OPINIÓN

La tentación totalitaria

Ni siquiera le creemos al presidente Iván Duque cuando nos dice por la televisión, dándose palmotadas en el pecho, que “desde acá, desde el alma”, desea que Dios nos bendiga.

Antonio Caballero, Antonio Caballero
28 de marzo de 2020

Todo el que puede da instrucciones sobre lo que hay que hacer frente a la pandemia del coronavirus. Todo el que puede: no solo los gobernantes, cuyo oficio es ese, sino todos los que tienen acceso a los medios de comunicación, y los que –infinitamente más numerosos– se expresan o se desfogan por las redes sociales. Y se las da a todos aquellos a quienes puede dárselas: a los parientes, a los amigos, a los vecinos, a los lectores, a los oyentes. Y sobre todo a los gobiernos.

Los cuales, en opinión de todos los que opinan, no hacen lo que deben. Hagan lo que hagan. Ni los que cierran sus países, ni los que los abren, ni los que dicen que están en guerra, ni los que aseguran que esto pasará para el domingo de Pascua, ni los que cambian de una opinión a la otra o de la otra a la una. (También los que dan consejos desde su casa por periódico o por Twitter cambian constantemente de opinión).
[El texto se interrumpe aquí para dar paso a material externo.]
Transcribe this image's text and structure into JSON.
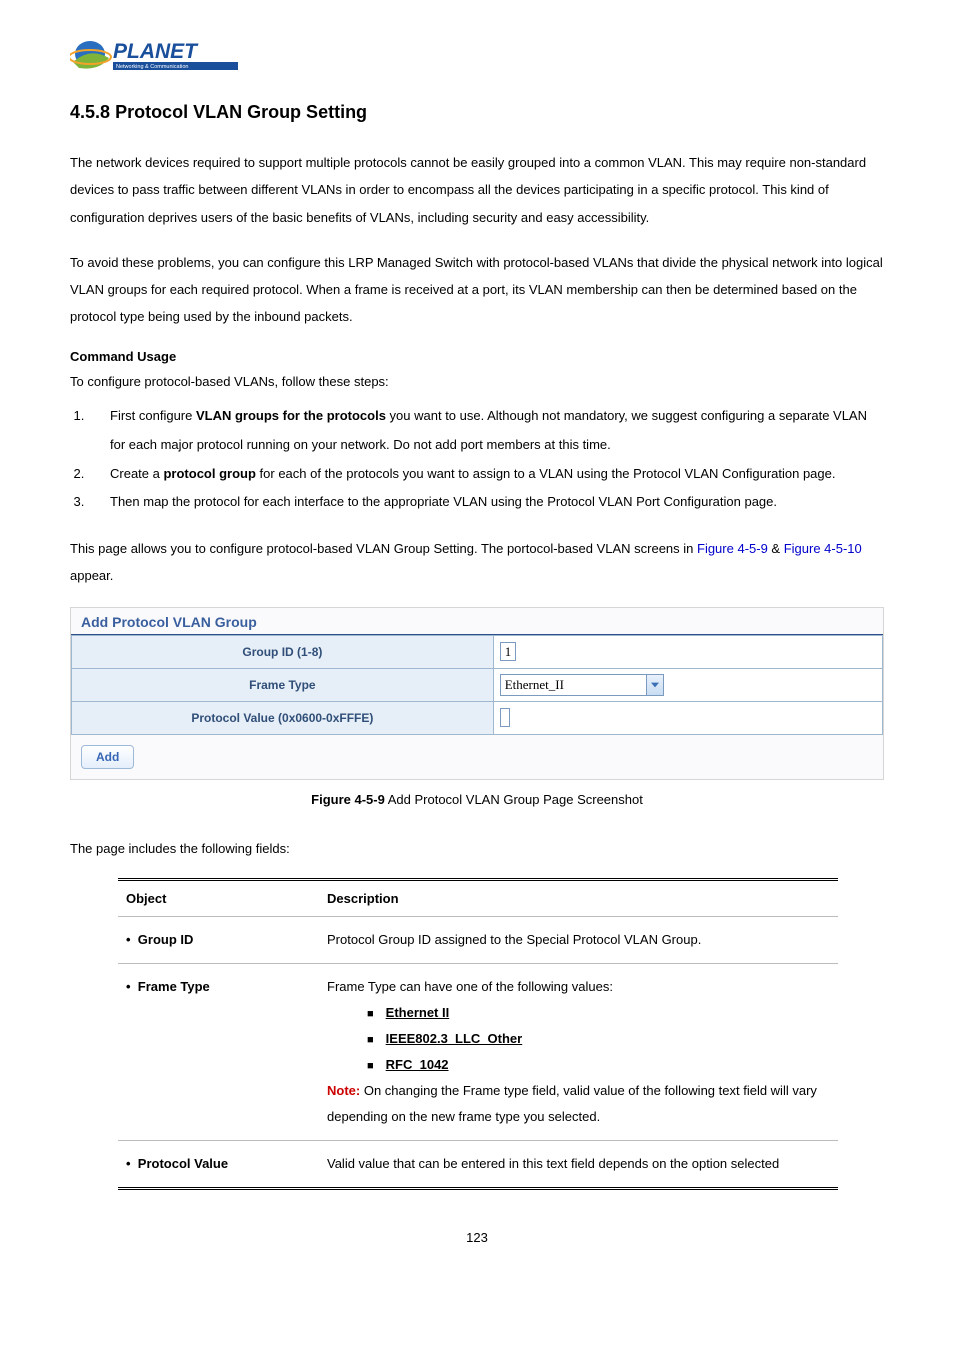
{
  "logo": {
    "brand_text": "PLANET",
    "tagline": "Networking & Communication"
  },
  "header": {
    "section_number": "4.5.8",
    "section_title": "Protocol VLAN Group Setting"
  },
  "paragraphs": {
    "p1": "The network devices required to support multiple protocols cannot be easily grouped into a common VLAN. This may require non-standard devices to pass traffic between different VLANs in order to encompass all the devices participating in a specific protocol. This kind of configuration deprives users of the basic benefits of VLANs, including security and easy accessibility.",
    "p2": "To avoid these problems, you can configure this LRP Managed Switch with protocol-based VLANs that divide the physical network into logical VLAN groups for each required protocol. When a frame is received at a port, its VLAN membership can then be determined based on the protocol type being used by the inbound packets.",
    "cmd_heading": "Command Usage",
    "cmd_intro": "To configure protocol-based VLANs, follow these steps:",
    "steps": {
      "s1_pre": "First configure ",
      "s1_bold": "VLAN groups for the protocols",
      "s1_post": " you want to use. Although not mandatory, we suggest configuring a separate VLAN for each major protocol running on your network. Do not add port members at this time.",
      "s2_pre": "Create a ",
      "s2_bold": "protocol group",
      "s2_post": " for each of the protocols you want to assign to a VLAN using the Protocol VLAN Configuration page.",
      "s3": "Then map the protocol for each interface to the appropriate VLAN using the Protocol VLAN Port Configuration page."
    },
    "link_para_pre": "This page allows you to configure protocol-based VLAN Group Setting. The portocol-based VLAN screens in ",
    "link1": "Figure 4-5-9",
    "link_para_mid": " & ",
    "link2": "Figure 4-5-10",
    "link_para_post": " appear."
  },
  "figure": {
    "title": "Add Protocol VLAN Group",
    "rows": {
      "group_id_label": "Group ID (1-8)",
      "group_id_value": "1",
      "frame_type_label": "Frame Type",
      "frame_type_value": "Ethernet_II",
      "protocol_value_label": "Protocol Value (0x0600-0xFFFE)",
      "protocol_value_value": ""
    },
    "add_btn": "Add"
  },
  "caption": {
    "bold": "Figure 4-5-9",
    "rest": " Add Protocol VLAN Group Page Screenshot"
  },
  "fields_intro": "The page includes the following fields:",
  "desc_table": {
    "head_obj": "Object",
    "head_desc": "Description",
    "rows": [
      {
        "obj": "Group ID",
        "desc_plain": "Protocol Group ID assigned to the Special Protocol VLAN Group."
      },
      {
        "obj": "Frame Type",
        "desc_intro": "Frame Type can have one of the following values:",
        "items": [
          "Ethernet II",
          "IEEE802.3_LLC_Other",
          "RFC_1042"
        ],
        "note_label": "Note:",
        "note_rest": " On changing the Frame type field, valid value of the following text field will vary depending on the new frame type you selected."
      },
      {
        "obj": "Protocol Value",
        "desc_plain": "Valid value that can be entered in this text field depends on the option selected"
      }
    ]
  },
  "page_number": "123"
}
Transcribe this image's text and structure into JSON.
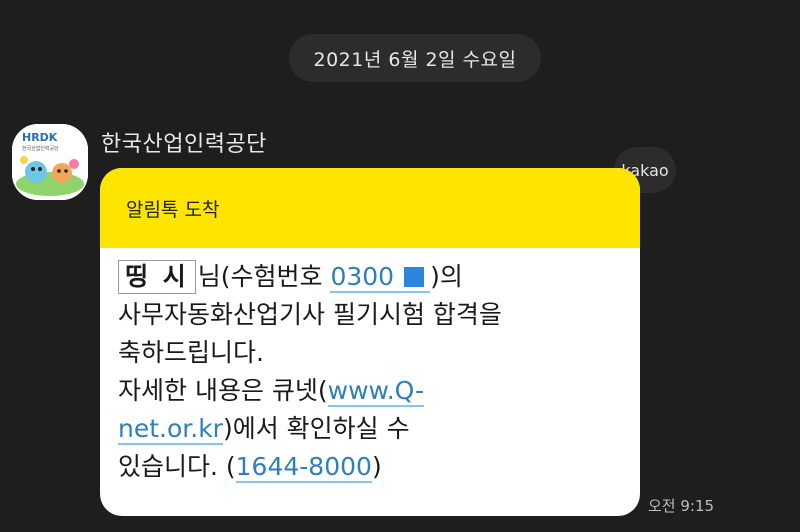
{
  "date_divider": "2021년 6월 2일 수요일",
  "sender": {
    "name": "한국산업인력공단",
    "avatar_label": "HRDK",
    "avatar_sublabel": "한국산업인력공단"
  },
  "badge": "kakao",
  "message": {
    "header": "알림톡 도착",
    "recipient_name": "띵 시",
    "line1_after_name": "님(수험번호",
    "exam_number": "0300",
    "line1_close": ")의",
    "line2": "사무자동화산업기사 필기시험 합격을",
    "line3": "축하드립니다.",
    "line4_prefix": "자세한 내용은 큐넷(",
    "link_part1": "www.Q-",
    "link_part2": "net.or.kr",
    "line5_suffix": ")에서 확인하실 수",
    "line6_prefix": "있습니다. (",
    "phone": "1644-8000",
    "line6_suffix": ")"
  },
  "timestamp": "오전 9:15",
  "colors": {
    "background": "#1e1e1e",
    "header_yellow": "#fee500",
    "link_blue": "#2f7fb8"
  }
}
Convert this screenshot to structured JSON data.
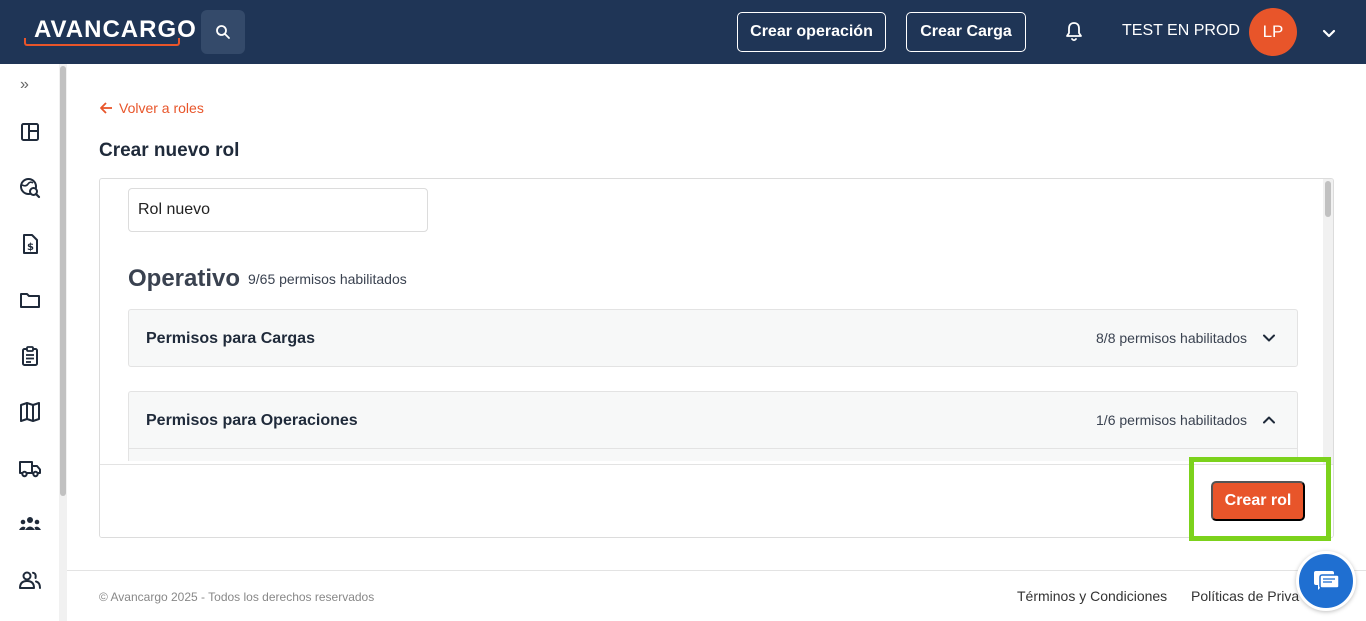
{
  "header": {
    "logo_text": "AVANCARGO",
    "search_icon": "search-icon",
    "create_operation_label": "Crear operación",
    "create_load_label": "Crear Carga",
    "notifications_icon": "bell-icon",
    "user_name": "TEST EN PROD",
    "user_initials": "LP",
    "user_menu_icon": "chevron-down-icon",
    "brand_color": "#1f3556",
    "accent_color": "#e8552a"
  },
  "sidebar": {
    "expand_label": "»",
    "items": [
      {
        "icon": "dashboard-icon"
      },
      {
        "icon": "globe-search-icon"
      },
      {
        "icon": "invoice-icon"
      },
      {
        "icon": "folder-icon"
      },
      {
        "icon": "clipboard-icon"
      },
      {
        "icon": "map-icon"
      },
      {
        "icon": "truck-icon"
      },
      {
        "icon": "group-icon"
      },
      {
        "icon": "users-icon"
      }
    ]
  },
  "main": {
    "back_label": "Volver a roles",
    "title": "Crear nuevo rol",
    "role_name_value": "Rol nuevo",
    "section": {
      "title": "Operativo",
      "count": "9/65 permisos habilitados"
    },
    "permission_groups": [
      {
        "label": "Permisos para Cargas",
        "count": "8/8 permisos habilitados",
        "expanded": false
      },
      {
        "label": "Permisos para Operaciones",
        "count": "1/6 permisos habilitados",
        "expanded": true
      }
    ],
    "create_button_label": "Crear rol",
    "highlight_color": "#7cd21c"
  },
  "footer": {
    "copyright": "© Avancargo 2025 - Todos los derechos reservados",
    "terms_label": "Términos y Condiciones",
    "privacy_label": "Políticas de Priva",
    "chat_icon": "chat-icon"
  }
}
Acosados por el virus y por los críticos, en medio del desorden y de la confusión, los gobiernos del mundo solo coinciden en un punto: todos ellos reclaman o se otorgan poderes extraordinarios de emergencia. Aquí en Colombia lo vemos, como en caricatura, en la rebatiña de alcaldes y gobernadores con el Gobierno central por ver cuál acumula más poderes –y maneras– dictatoriales. Cuál manda más.

Pero sucede que en esos gobiernos cada vez más ávidos de poder sus súbditos tienen cada vez menos confianza. Y así lo muestra precisamente el hecho de que tantos ciudadanos particulares se hayan convertido en expertos epidemiólogos en sus columnas de prensa o en sus trinos electrónicos: se creen más los unos a los otros que lo que creen en sus gobiernos. Eso se nota poco en los que son resueltamente dictatoriales, que no lo dejan saber –como el de la China, o el de Corea del Norte, que ni siquiera ha comunicado ni hacia adentro ni hacia fuera que haya tenido un solo caso de contagio–; pero sí se nota mucho en los gobiernos democráticos que permiten todavía la prensa libre, la oposición política y las encuestas de opinión. Por ejemplo, en los Estados Unidos la mitad de los medios de comunicación y la mitad del Congreso ponen en guardia a diario contra las mentiras del presidente Donald Trump, en el Reino Unido los laboristas declaran que no pueden tener confianza en la palabra del primer ministro tory Boris Johnson, en España disminuye día a día el nivel de la credulidad ciudadana en el reciente gobierno conjunto de los socialistas y “Podemos”. Aquí, no digamos. 

Ni siquiera le creemos al presidente Iván Duque cuando nos dice por la televisión, dándose palmotadas en el pecho, que “desde acá, desde el alma”, desea que Dios nos bendiga.

Esa generalizada desconfianza en los gobiernos es, por una parte, mala en cuanto al combate inmediato contra el coronavirus, que necesita una disciplina casi militar. Y por eso ha tenido éxito –o así parece cuando esto escribo– en la China, de donde partió el virus. Pero en donde según nos dicen ha sido sofocado gracias a un control severísimo de todos los chinos por parte de las autoridades con ayuda de cámaras ocultas, escuchas telefónicas, abstrusos algoritmos y antiquísima vigilancia de espías y de soplones de carne y hueso: toda la panoplia del Gran Hermano.

Pero la desconfianza es buena, y es esperanzadora, referida al futuro que vendrá cuando pase la peste, que acabará pasando (aunque tendrá tremendas consecuencias económicas y etc. y etc.). Pues tal vez lo más grave que puede suceder en tiempos de crisis es que los pueblos tengan confianza ciega en sus jefes. Es lo que sucedió en los años treinta del siglo pasado, con el fascismo y el nazismo y el comunismo soviético: el Duce que “tenía siempre razón”, el Führer infalible, el padrecito Stalin. Y tras ellos, sus partidos militarizados respectivos. Eso llevó al mundo a la catástrofe.

A los israelitas del Éxodo bíblico atravesar el desierto del Sinaí les tomó 40 años, cuando es una caminata que puede hacerse en un par de semanas si se tiene una brújula. Pero es que no tenían una brújula, sino un líder que hablaba con Dios.